Custom Metadata Key-value pairs that can be added to entities before or after extraction. Displayed in the Tags area of the Details page for a given entity. Add to entities before or after extraction.
The screenshot below (from the Cloudera Navigator console) shows the details of a web log saved to HDFS as a comma-separated value (CSV) file. This particular entity has all three types of metadata associated with it:
  • The Technical Metadata was provided to the entity by the source system, in this example, HDFS.
  • The Managed Metadata was defined by a data steward from the Finance department to augment entities processed by the system with properties that enable self-service data discovery for cluster data. That is, business users looking for data handled by the Finance department can more easily locate files that have been labeled with Managed Metadata.
  • Custom Metadata has also been applied to this file (see the Tags area of file details below).

Technical Metadata is obtained from the source entity and cannot be modified. Common examples of Technical Metadata include an entity's name, type (directory or file, for example), path, creation date and time, and access permissions.

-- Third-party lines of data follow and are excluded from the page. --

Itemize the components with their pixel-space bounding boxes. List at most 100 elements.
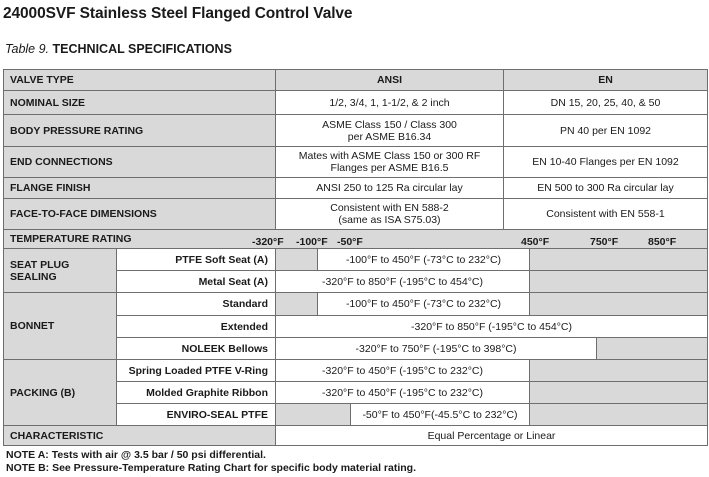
- row-label-nominal-size: NOMINAL SIZE: [4, 91, 276, 115]
- metal-seat-range-text: -320°F to 850°F (-195°C to 454°C): [322, 275, 483, 288]
- bonnet-extended-range-text: -320°F to 850°F (-195°C to 454°C): [411, 320, 572, 333]
- bonnet-standard-text: Standard: [222, 298, 268, 310]
- note-a: NOTE A: Tests with air @ 3.5 bar / 50 ps…: [6, 449, 266, 461]
- end-connections-label: END CONNECTIONS: [10, 156, 113, 168]
- graphite-ribbon-text: Molded Graphite Ribbon: [146, 386, 268, 399]
- ptfe-soft-seat-pad-left: [276, 249, 318, 271]
- row-label-body-pressure: BODY PRESSURE RATING: [4, 115, 276, 147]
- spring-ptfe-label: Spring Loaded PTFE V-Ring: [117, 360, 276, 382]
- enviro-seal-text: ENVIRO-SEAL PTFE: [166, 408, 268, 421]
- end-connections-en-text: EN 10-40 Flanges per EN 1092: [532, 156, 679, 168]
- bonnet-extended-range: -320°F to 850°F (-195°C to 454°C): [276, 316, 707, 338]
- enviro-seal-pad-left: [276, 404, 351, 426]
- face-to-face-ansi-line2: (same as ISA S75.03): [338, 214, 441, 226]
- metal-seat-text: Metal Seat (A): [198, 275, 268, 288]
- face-to-face-label: FACE-TO-FACE DIMENSIONS: [10, 208, 157, 220]
- nominal-size-label: NOMINAL SIZE: [10, 96, 86, 109]
- bonnet-standard-range: -100°F to 450°F (-73°C to 232°C): [318, 293, 530, 316]
- flange-finish-ansi-text: ANSI 250 to 125 Ra circular lay: [316, 182, 463, 194]
- nominal-size-en: DN 15, 20, 25, 40, & 50: [504, 91, 707, 115]
- body-pressure-ansi: ASME Class 150 / Class 300 per ASME B16.…: [276, 115, 504, 147]
- ptfe-soft-seat-pad-right: [530, 249, 707, 271]
- bonnet-extended-label: Extended: [117, 316, 276, 338]
- face-to-face-ansi-line1: Consistent with EN 588-2: [330, 202, 449, 214]
- body-pressure-ansi-line2: per ASME B16.34: [347, 130, 432, 143]
- spring-ptfe-range: -320°F to 450°F (-195°C to 232°C): [276, 360, 530, 382]
- bonnet-standard-pad-right: [530, 293, 707, 316]
- temperature-rating-row: TEMPERATURE RATING: [4, 230, 707, 249]
- characteristic-value: Equal Percentage or Linear: [276, 426, 707, 445]
- bonnet-standard-label: Standard: [117, 293, 276, 316]
- spring-ptfe-range-text: -320°F to 450°F (-195°C to 232°C): [322, 364, 483, 377]
- spec-table: [3, 69, 708, 446]
- spring-ptfe-text: Spring Loaded PTFE V-Ring: [128, 364, 268, 377]
- face-to-face-ansi: Consistent with EN 588-2 (same as ISA S7…: [276, 199, 504, 230]
- document-title: 24000SVF Stainless Steel Flanged Control…: [3, 5, 353, 22]
- body-pressure-label: BODY PRESSURE RATING: [10, 124, 144, 137]
- header-en: EN: [504, 70, 707, 91]
- temp-tick-450: 450°F: [521, 236, 550, 248]
- row-label-face-to-face: FACE-TO-FACE DIMENSIONS: [4, 199, 276, 230]
- noleek-bellows-label: NOLEEK Bellows: [117, 338, 276, 360]
- end-connections-ansi-line2: Flanges per ASME B16.5: [330, 162, 449, 174]
- temp-tick-minus-320: -320°F: [252, 236, 284, 248]
- end-connections-en: EN 10-40 Flanges per EN 1092: [504, 147, 707, 178]
- body-pressure-en: PN 40 per EN 1092: [504, 115, 707, 147]
- body-pressure-ansi-line1: ASME Class 150 / Class 300: [322, 118, 457, 131]
- bonnet-standard-range-text: -100°F to 450°F (-73°C to 232°C): [345, 298, 502, 310]
- enviro-seal-label: ENVIRO-SEAL PTFE: [117, 404, 276, 426]
- temp-tick-minus-100: -100°F: [296, 236, 328, 248]
- table-title: TECHNICAL SPECIFICATIONS: [52, 42, 232, 56]
- enviro-seal-pad-right: [530, 404, 707, 426]
- row-label-characteristic: CHARACTERISTIC: [4, 426, 276, 445]
- row-label-end-connections: END CONNECTIONS: [4, 147, 276, 178]
- characteristic-value-text: Equal Percentage or Linear: [427, 429, 556, 442]
- seat-plug-label-line1: SEAT PLUG: [10, 258, 70, 271]
- header-valve-type: VALVE TYPE: [4, 70, 276, 91]
- packing-label: PACKING (B): [10, 386, 76, 399]
- temp-tick-minus-50: -50°F: [337, 236, 363, 248]
- table-caption: Table 9. TECHNICAL SPECIFICATIONS: [5, 42, 232, 56]
- header-ansi: ANSI: [276, 70, 504, 91]
- noleek-bellows-text: NOLEEK Bellows: [181, 342, 268, 355]
- note-b: NOTE B: See Pressure-Temperature Rating …: [6, 462, 416, 474]
- row-label-flange-finish: FLANGE FINISH: [4, 178, 276, 199]
- nominal-size-ansi: 1/2, 3/4, 1, 1-1/2, & 2 inch: [276, 91, 504, 115]
- noleek-bellows-range-text: -320°F to 750°F (-195°C to 398°C): [355, 342, 517, 355]
- ptfe-soft-seat-range: -100°F to 450°F (-73°C to 232°C): [318, 249, 530, 271]
- header-en-text: EN: [598, 74, 613, 86]
- temp-tick-850: 850°F: [648, 236, 677, 248]
- temp-tick-750: 750°F: [590, 236, 619, 248]
- spring-ptfe-pad-right: [530, 360, 707, 382]
- enviro-seal-range-text: -50°F to 450°F(-45.5°C to 232°C): [362, 408, 518, 421]
- seat-plug-label-line2: SEALING: [10, 270, 57, 283]
- graphite-ribbon-range: -320°F to 450°F (-195°C to 232°C): [276, 382, 530, 404]
- face-to-face-en-text: Consistent with EN 558-1: [546, 208, 665, 220]
- nominal-size-ansi-text: 1/2, 3/4, 1, 1-1/2, & 2 inch: [329, 96, 450, 109]
- metal-seat-pad-right: [530, 271, 707, 293]
- flange-finish-label: FLANGE FINISH: [10, 182, 91, 194]
- row-label-bonnet: BONNET: [4, 293, 117, 360]
- flange-finish-en-text: EN 500 to 300 Ra circular lay: [537, 182, 674, 194]
- bonnet-label: BONNET: [10, 320, 55, 332]
- ptfe-soft-seat-label: PTFE Soft Seat (A): [117, 249, 276, 271]
- flange-finish-en: EN 500 to 300 Ra circular lay: [504, 178, 707, 199]
- nominal-size-en-text: DN 15, 20, 25, 40, & 50: [550, 96, 661, 109]
- graphite-ribbon-label: Molded Graphite Ribbon: [117, 382, 276, 404]
- noleek-bellows-range: -320°F to 750°F (-195°C to 398°C): [276, 338, 597, 360]
- end-connections-ansi: Mates with ASME Class 150 or 300 RF Flan…: [276, 147, 504, 178]
- metal-seat-label: Metal Seat (A): [117, 271, 276, 293]
- face-to-face-en: Consistent with EN 558-1: [504, 199, 707, 230]
- ptfe-soft-seat-text: PTFE Soft Seat (A): [175, 253, 268, 266]
- bonnet-extended-text: Extended: [220, 320, 268, 333]
- noleek-bellows-pad-right: [597, 338, 707, 360]
- table-number: Table 9.: [5, 42, 50, 56]
- row-label-seat-plug-sealing: SEAT PLUG SEALING: [4, 249, 117, 293]
- body-pressure-en-text: PN 40 per EN 1092: [559, 124, 652, 137]
- temperature-rating-label: TEMPERATURE RATING: [10, 233, 132, 245]
- header-ansi-text: ANSI: [376, 74, 403, 86]
- end-connections-ansi-line1: Mates with ASME Class 150 or 300 RF: [298, 150, 481, 162]
- ptfe-soft-seat-range-text: -100°F to 450°F (-73°C to 232°C): [345, 253, 502, 266]
- characteristic-label: CHARACTERISTIC: [10, 429, 104, 442]
- metal-seat-range: -320°F to 850°F (-195°C to 454°C): [276, 271, 530, 293]
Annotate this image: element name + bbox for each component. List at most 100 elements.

For entities created or managed by cluster services, Technical Metadata may include the name of the service that manages or uses that entity and relations—parent-child, data flow, and instance of—between entities.

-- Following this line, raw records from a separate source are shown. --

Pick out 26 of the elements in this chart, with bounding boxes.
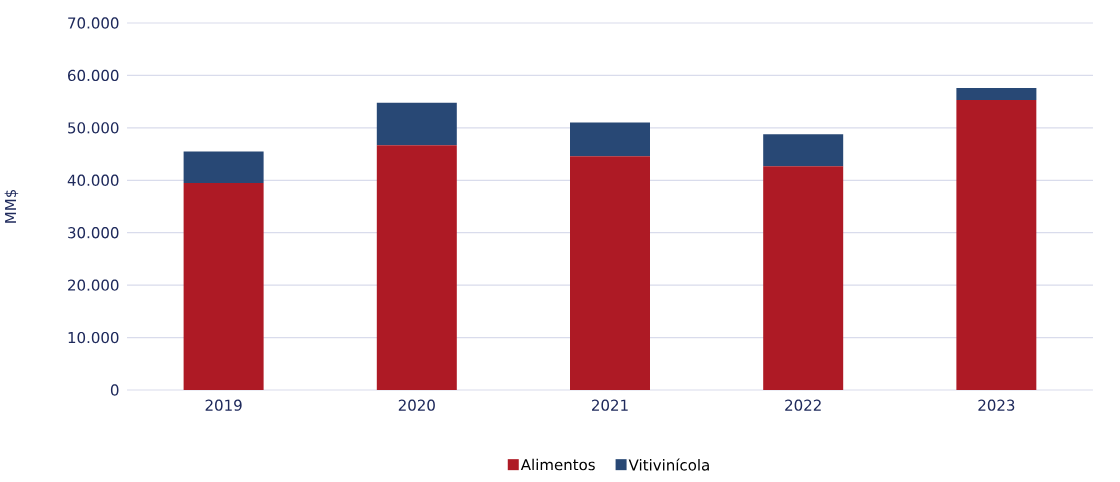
x-tick-label: 2023 [978, 399, 1015, 411]
y-tick-label: 30.000 [68, 227, 119, 239]
legend-label: Vitivinícola [628, 458, 709, 471]
legend-label: Alimentos [520, 458, 595, 471]
bar [956, 100, 1037, 390]
y-tick-label: 50.000 [68, 122, 119, 134]
bar [376, 102, 457, 146]
y-tick-label: 60.000 [68, 69, 119, 82]
y-tick-label: 0 [110, 384, 119, 396]
bar [570, 156, 650, 390]
x-tick-label: 2020 [398, 399, 435, 411]
x-tick-label: 2021 [592, 399, 628, 411]
y-tick-label: 70.000 [68, 17, 119, 29]
y-tick-label: 20.000 [68, 279, 119, 291]
bar [570, 122, 650, 157]
bar [183, 182, 264, 390]
y-tick-label: 40.000 [67, 174, 119, 186]
bar [956, 88, 1037, 101]
bar [763, 166, 844, 390]
bar [763, 134, 844, 167]
y-axis-title: MM$ [4, 190, 19, 223]
x-tick-label: 2019 [205, 399, 242, 411]
x-tick-label: 2022 [785, 399, 821, 411]
bar [376, 145, 457, 390]
bar [183, 151, 264, 183]
y-tick-label: 10.000 [68, 331, 119, 344]
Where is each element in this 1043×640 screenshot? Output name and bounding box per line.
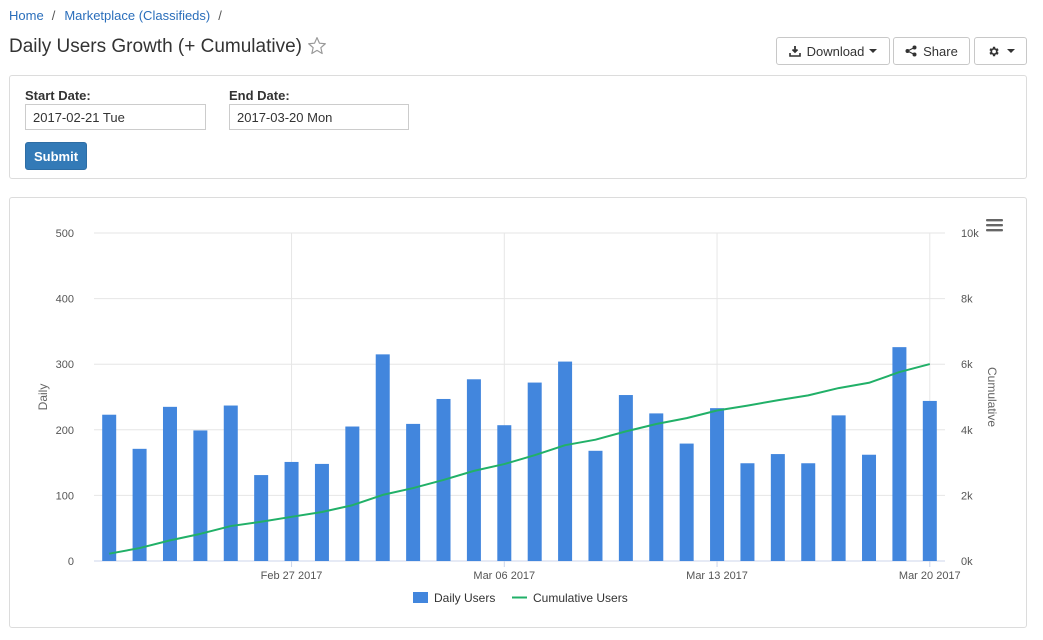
breadcrumb-section-link[interactable]: Marketplace (Classifieds) xyxy=(64,8,211,23)
daily-users-bar xyxy=(679,443,694,561)
start-date-label: Start Date: xyxy=(25,88,91,103)
start-date-input[interactable] xyxy=(25,104,206,130)
breadcrumb-separator: / xyxy=(51,8,56,23)
daily-users-bar xyxy=(770,454,785,561)
legend-label-daily-users: Daily Users xyxy=(434,591,495,605)
legend-label-cumulative-users: Cumulative Users xyxy=(533,591,628,605)
x-tick-label: Mar 06 2017 xyxy=(473,570,535,582)
y-left-axis-title: Daily xyxy=(36,384,50,411)
daily-users-bar xyxy=(345,426,360,561)
daily-users-bar xyxy=(254,475,269,561)
download-button[interactable]: Download xyxy=(776,37,890,65)
daily-users-bar xyxy=(223,405,238,561)
daily-users-bars xyxy=(102,347,937,561)
star-icon[interactable] xyxy=(307,36,327,56)
share-label: Share xyxy=(923,43,958,59)
daily-users-bar xyxy=(558,361,573,561)
y-left-tick-label: 300 xyxy=(56,359,74,371)
daily-users-bar xyxy=(284,461,299,561)
y-right-tick-label: 10k xyxy=(961,228,979,240)
daily-users-bar xyxy=(588,450,603,561)
daily-users-bar xyxy=(649,413,664,561)
daily-users-bar xyxy=(102,414,117,561)
y-left-tick-label: 200 xyxy=(56,425,74,437)
daily-users-bar xyxy=(922,400,937,561)
chevron-down-icon xyxy=(869,49,878,53)
legend-symbol-daily-users xyxy=(413,592,428,603)
cumulative-users-series-line xyxy=(109,363,931,555)
end-date-input[interactable] xyxy=(229,104,409,130)
daily-users-bar xyxy=(162,406,177,561)
daily-users-bar xyxy=(710,408,725,561)
end-date-label: End Date: xyxy=(229,88,290,103)
daily-users-bar xyxy=(862,454,877,561)
y-left-tick-label: 500 xyxy=(56,228,74,240)
chevron-down-icon xyxy=(1006,49,1015,53)
y-left-tick-label: 400 xyxy=(56,294,74,306)
y-right-tick-label: 0k xyxy=(961,556,973,568)
daily-users-bar xyxy=(740,463,755,561)
daily-users-bar xyxy=(618,395,633,561)
daily-users-bar xyxy=(132,448,147,561)
x-tick-label: Mar 20 2017 xyxy=(899,570,961,582)
chart-menu-button[interactable] xyxy=(986,219,1003,232)
daily-users-chart: 0 0k 100 2k 200 4k 300 6k 400 8k 500 10k Feb 27 2017… xyxy=(36,219,1003,605)
hamburger-icon xyxy=(986,219,1003,232)
grid xyxy=(94,232,945,562)
share-button[interactable]: Share xyxy=(893,37,970,65)
breadcrumb-home-link[interactable]: Home xyxy=(9,8,44,23)
y-right-axis-title: Cumulative xyxy=(985,367,999,427)
y-left-tick-label: 100 xyxy=(56,490,74,502)
gear-icon xyxy=(988,46,999,56)
submit-button[interactable]: Submit xyxy=(25,142,87,170)
x-tick-label: Mar 13 2017 xyxy=(686,570,748,582)
daily-users-bar xyxy=(527,382,542,561)
y-right-tick-label: 2k xyxy=(961,490,973,502)
y-right-tick-label: 6k xyxy=(961,359,973,371)
daily-users-bar xyxy=(497,425,512,561)
axes: 0 0k 100 2k 200 4k 300 6k 400 8k 500 10k Feb 27 2017… xyxy=(36,228,999,582)
x-tick-label: Feb 27 2017 xyxy=(261,570,323,582)
y-left-tick-label: 0 xyxy=(68,556,74,568)
settings-button[interactable] xyxy=(974,37,1027,65)
y-right-tick-label: 4k xyxy=(961,425,973,437)
page-title: Daily Users Growth (+ Cumulative) xyxy=(9,36,302,57)
breadcrumb: Home / Marketplace (Classifieds) / xyxy=(9,8,231,23)
daily-users-bar xyxy=(831,415,846,561)
download-icon xyxy=(788,46,801,57)
chart-panel: 0 0k 100 2k 200 4k 300 6k 400 8k 500 10k Feb 27 2017… xyxy=(9,197,1027,628)
legend[interactable]: Daily Users Cumulative Users xyxy=(413,591,628,605)
download-label: Download xyxy=(806,43,865,59)
daily-users-bar xyxy=(892,347,907,561)
share-icon xyxy=(905,45,917,57)
cumulative-users-line xyxy=(109,363,931,555)
daily-users-bar xyxy=(801,463,816,561)
daily-users-bar xyxy=(193,430,208,561)
filter-panel: Start Date: End Date: Submit xyxy=(9,75,1027,179)
daily-users-bar xyxy=(406,423,421,561)
y-right-tick-label: 8k xyxy=(961,294,973,306)
daily-users-bar xyxy=(375,354,390,561)
breadcrumb-separator: / xyxy=(218,8,222,23)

As another example, Technical Metadata for an Amazon S3 bucket includes Bucket name, Region (AWS Region, such as us-west-1), S3 Encryption, S3 Storage Class, S3 Etag, Source (S3), and so on. Technical Metadata is simply whatever metadata is provided for the entity by the system that created the entity.

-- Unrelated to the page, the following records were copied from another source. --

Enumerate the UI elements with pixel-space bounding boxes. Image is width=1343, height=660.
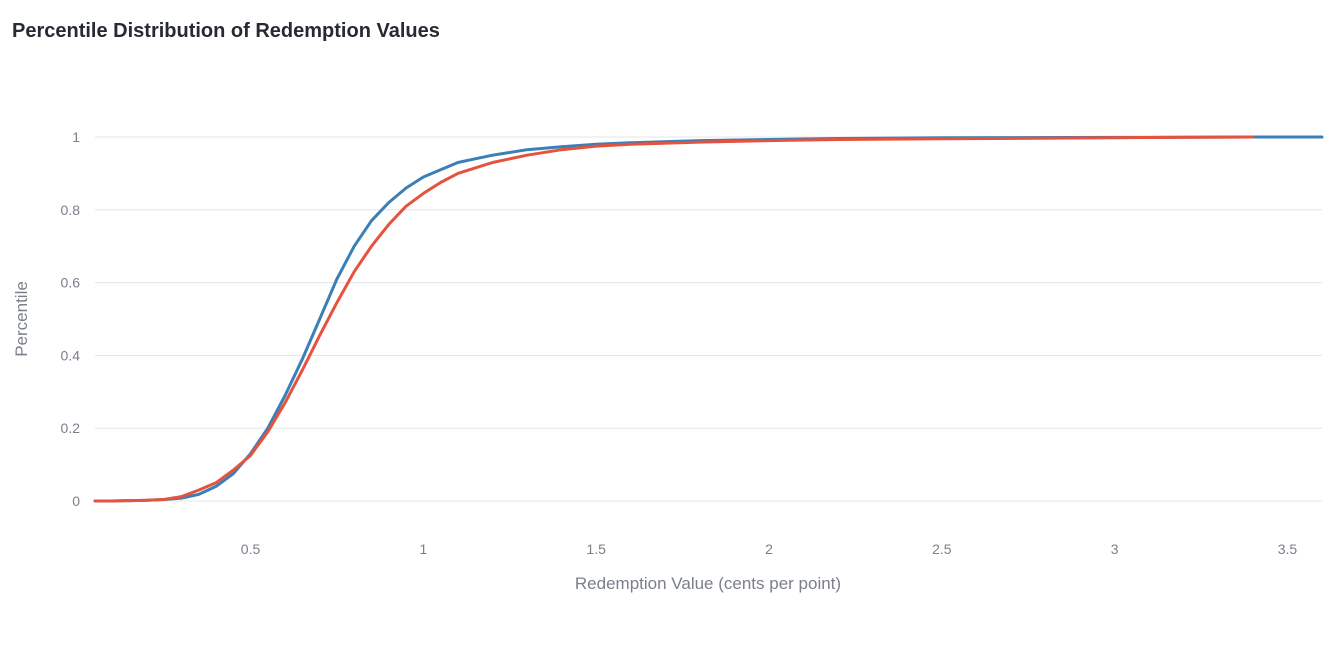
grid-lines — [95, 136, 1322, 502]
x-tick-label: 1 — [419, 541, 427, 557]
chart-title: Percentile Distribution of Redemption Va… — [12, 20, 440, 42]
y-tick-label: 0.8 — [61, 202, 81, 218]
y-axis-ticks: 0 0.2 0.4 0.6 0.8 1 — [61, 129, 81, 509]
x-tick-label: 2 — [765, 541, 773, 557]
x-axis-ticks: 0.5 1 1.5 2 2.5 3 3.5 — [241, 541, 1298, 557]
y-tick-label: 1 — [72, 129, 80, 145]
y-tick-label: 0.4 — [61, 347, 81, 363]
x-tick-label: 3.5 — [1278, 541, 1298, 557]
x-tick-label: 1.5 — [586, 541, 606, 557]
series-lines — [93, 135, 1324, 503]
x-tick-label: 0.5 — [241, 541, 261, 557]
x-tick-label: 2.5 — [932, 541, 952, 557]
series-line-1 — [93, 135, 1324, 503]
x-axis-label: Redemption Value (cents per point) — [575, 574, 841, 593]
y-tick-label: 0.6 — [61, 275, 81, 291]
series-line-2 — [93, 135, 1255, 503]
y-tick-label: 0 — [72, 493, 80, 509]
x-tick-label: 3 — [1111, 541, 1119, 557]
y-tick-label: 0.2 — [61, 420, 81, 436]
y-axis-label: Percentile — [12, 281, 31, 357]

For example, for Hive entities, Cloudera Navigator extracts the extended attributes added by Hive clients to the entity.

Viewing Metadata Analytics

Required Role: Metadata & Lineage Viewer and Policy Editor (or Full Administrator)

  1. Open your browser.
  2. Navigate to the host within the cluster running the Navigator Metadata Server role as shown in this example (7187 is the default port for Navigator Metadata Server):
    The login page displays.
  3. Log in to the Cloudera Navigator console using the credentials assigned by your administrator.
  4. Click the Analytics tab. The Metadata analytics tab displays.
  5. Click the Source button and select an HDFS service instance from the drop-down list.
  6. The Metadata tab displays a set of bar graphs that list the number of files that satisfy groups of values for last access time, created time, size, block size, and replication count.
    • To display the files at the right, click a bar. This draws a blue selection outline around the bar and selects the property checkbox.
    • To select more than one value, grab a bar edge and brush a range of values.
    • To change a range, click a bar, drag to a different range of values, and then drop.
    • To reduce a range, grab a bar edge and contract the range.
    • To clear a property, clear the checkbox. The previous selection is indicated with a gray outline.
    • When you select a previously selected property, the previous selection is reused. For example, if you had previously selected one and three for replication count, and you reselect the replication count checkbox, the values one and three are reselected.
    • To clear all current and past selections, click Clear all selections.
  7. In the listing on the right, select an option to display the number of files by directory, owner, or tag. In the listing:
    • Filter the selections by typing strings in the search box and pressing Enter or Return.
    • Add categories (directory, owner, or tag) to a search query and display the Search tab by doing one of the following:
      • Clicking a directory, owner, or tag name link.
      • Selecting Actions > Show in search. To further refine the query, select one or more checkboxes, and select Actions > Show selection in search.
    • Required Role: Policy Editor (or Full Administrator)

      Add categories to the search query of a new policy and display the Policies tab by selecting Actions > Create a policy. To further refine the query, select one or more checkboxes, and select Actions > Create a policy from selection.